I am not familiar with the particular program used by Harvard but going from the stats in the Bakke and Grutter cases (and my own personal experience in applying for law schools) it showed a clear biases with URMs getting admitted with massively lower scores. Now perhaps I phrased it wrong and that these lower scores did not make them otherwise ineligible for admission, but the stats bore out the fact that URMs would get admitted with scores that a non-URM would have been auto-rejected.

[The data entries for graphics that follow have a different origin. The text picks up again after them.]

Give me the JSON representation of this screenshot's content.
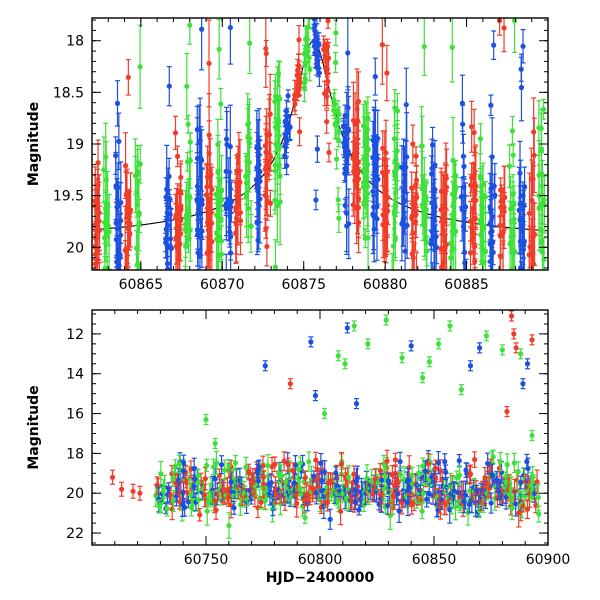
{
  "colors": {
    "red": "#f03c28",
    "green": "#3ee03a",
    "blue": "#1c50e0",
    "model_line": "#000000"
  },
  "chart_data": [
    {
      "id": "top",
      "type": "scatter",
      "title": "",
      "xlabel": "",
      "ylabel": "Magnitude",
      "xlim": [
        60862,
        60890
      ],
      "ylim": [
        20.22,
        17.78
      ],
      "y_inverted": true,
      "xticks": [
        60865,
        60870,
        60875,
        60880,
        60885
      ],
      "yticks": [
        18,
        18.5,
        19,
        19.5,
        20
      ],
      "yticklabels": [
        "18",
        "18.5",
        "19",
        "19.5",
        "20"
      ],
      "series": [
        {
          "color": "#f03c28",
          "marker": "circle",
          "error_bars": true
        },
        {
          "color": "#3ee03a",
          "marker": "circle",
          "error_bars": true
        },
        {
          "color": "#1c50e0",
          "marker": "circle",
          "error_bars": true
        }
      ],
      "model_curve": {
        "baseline_mag": 20.0,
        "peak_mag": 18.0,
        "peak_x": 60875.6
      },
      "visit_epochs": [
        60862.3,
        60862.9,
        60863.6,
        60864.2,
        60864.8,
        60866.7,
        60867.3,
        60867.9,
        60868.6,
        60869.2,
        60869.8,
        60870.4,
        60871.0,
        60871.6,
        60872.2,
        60872.8,
        60873.4,
        60874.0,
        60874.6,
        60875.2,
        60875.8,
        60876.4,
        60877.0,
        60877.6,
        60878.2,
        60878.8,
        60879.4,
        60880.0,
        60880.6,
        60881.2,
        60881.8,
        60882.4,
        60883.0,
        60883.6,
        60884.2,
        60884.8,
        60885.4,
        60886.0,
        60886.6,
        60887.2,
        60887.8,
        60888.4,
        60889.0,
        60889.6
      ]
    },
    {
      "id": "bottom",
      "type": "scatter",
      "title": "",
      "xlabel": "HJD−2400000",
      "ylabel": "Magnitude",
      "xlim": [
        60700,
        60900
      ],
      "ylim": [
        22.6,
        10.8
      ],
      "y_inverted": true,
      "xticks": [
        60750,
        60800,
        60850,
        60900
      ],
      "yticks": [
        12,
        14,
        16,
        18,
        20,
        22
      ],
      "yticklabels": [
        "12",
        "14",
        "16",
        "18",
        "20",
        "22"
      ],
      "series": [
        {
          "color": "#f03c28",
          "marker": "circle",
          "error_bars": true
        },
        {
          "color": "#3ee03a",
          "marker": "circle",
          "error_bars": true
        },
        {
          "color": "#1c50e0",
          "marker": "circle",
          "error_bars": true
        }
      ],
      "early_points": [
        {
          "x": 60709,
          "y": 19.2
        },
        {
          "x": 60713,
          "y": 19.8
        },
        {
          "x": 60718,
          "y": 19.9
        },
        {
          "x": 60721,
          "y": 20.0
        }
      ],
      "outliers": [
        {
          "x": 60750,
          "y": 16.3,
          "color": "#3ee03a"
        },
        {
          "x": 60754,
          "y": 17.5,
          "color": "#3ee03a"
        },
        {
          "x": 60776,
          "y": 13.6,
          "color": "#1c50e0"
        },
        {
          "x": 60787,
          "y": 14.5,
          "color": "#f03c28"
        },
        {
          "x": 60796,
          "y": 12.4,
          "color": "#1c50e0"
        },
        {
          "x": 60798,
          "y": 15.1,
          "color": "#1c50e0"
        },
        {
          "x": 60802,
          "y": 16.0,
          "color": "#3ee03a"
        },
        {
          "x": 60808,
          "y": 13.1,
          "color": "#3ee03a"
        },
        {
          "x": 60811,
          "y": 13.5,
          "color": "#3ee03a"
        },
        {
          "x": 60812,
          "y": 11.7,
          "color": "#1c50e0"
        },
        {
          "x": 60815,
          "y": 11.6,
          "color": "#3ee03a"
        },
        {
          "x": 60816,
          "y": 15.5,
          "color": "#1c50e0"
        },
        {
          "x": 60821,
          "y": 12.5,
          "color": "#3ee03a"
        },
        {
          "x": 60829,
          "y": 11.3,
          "color": "#3ee03a"
        },
        {
          "x": 60836,
          "y": 13.2,
          "color": "#3ee03a"
        },
        {
          "x": 60840,
          "y": 12.6,
          "color": "#1c50e0"
        },
        {
          "x": 60845,
          "y": 14.2,
          "color": "#3ee03a"
        },
        {
          "x": 60848,
          "y": 13.4,
          "color": "#3ee03a"
        },
        {
          "x": 60852,
          "y": 12.5,
          "color": "#3ee03a"
        },
        {
          "x": 60857,
          "y": 11.6,
          "color": "#3ee03a"
        },
        {
          "x": 60862,
          "y": 14.8,
          "color": "#3ee03a"
        },
        {
          "x": 60866,
          "y": 13.6,
          "color": "#1c50e0"
        },
        {
          "x": 60870,
          "y": 12.7,
          "color": "#1c50e0"
        },
        {
          "x": 60873,
          "y": 12.1,
          "color": "#3ee03a"
        },
        {
          "x": 60880,
          "y": 12.8,
          "color": "#3ee03a"
        },
        {
          "x": 60882,
          "y": 15.9,
          "color": "#f03c28"
        },
        {
          "x": 60884,
          "y": 11.1,
          "color": "#f03c28"
        },
        {
          "x": 60885,
          "y": 12.0,
          "color": "#f03c28"
        },
        {
          "x": 60886,
          "y": 12.7,
          "color": "#f03c28"
        },
        {
          "x": 60888,
          "y": 13.0,
          "color": "#3ee03a"
        },
        {
          "x": 60889,
          "y": 14.5,
          "color": "#1c50e0"
        },
        {
          "x": 60891,
          "y": 13.5,
          "color": "#1c50e0"
        },
        {
          "x": 60893,
          "y": 12.3,
          "color": "#f03c28"
        },
        {
          "x": 60893,
          "y": 17.1,
          "color": "#3ee03a"
        }
      ]
    }
  ]
}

The schools used the “holistic review” argument and Rehnquist in dissent called it a sham. The numbers just don’t bear out the idea that race is one of 40 factors and gives a little nudge to a URM. The schools on one hand try to argue that race isn’t a determinative factor in any admission, yet also argue that without the program, that URM enrollment would plummet. Thus, it seems that race is very much a determinative factor in many admissions.

What is “urm”?

Also, if you have 60,000 qualified people to choose among to select 3000 new students (making up the numbers, but the relative values aren’t totally off-base) every little nudge makes a big difference.

I bet the athletes have lower scores, too. I bet the tuba players have lower scores. A lot of students are accepted for something other than scores.

Just to inject some information into the thread, according to Harvard they had 61,221 applicants for 1984 positions.

puzzlegal’s estimate was very close.

I had a different take on it. Obviously Kavanaugh and Barrett focused on the sunset idea and might be inclined to support extending Grutter for a few more years based on UNC’s presentation and how they have used race based affirmative action less and less over the years but that was the UNC case and the idea of overrulling Grutter. Kavanaugh and Barrett did not seem any more comfortable with the personal score issue as anyone else including Waxman. This is why I felt it was good for affirmative action that they separated the two cases, it allows room to address Grutter out of the context of the Harvard case.

I think it would be very difficult to continue to permit racial discrimination in violation of constitutional rights because it would be a hardship to one group of students while perpetuating racial discriminating against another. But there was a pretty overt appeal to the court to avoid overturning another line of precedent so closely on the heels of Roe. To some extent, affirmative action might benefit from the loss in Roe.

URM = Under-represented Minority = non-asian, non-jewish minority

But the constitution does not prohibit discrimination based on tuba playing or athletic ability.

That’s not surprising. Harvard is, arguably, the second-finest university in the whole of Cambridge, Massachusetts.

I don’t see how people can discuss a political topic like this without those discussions being political.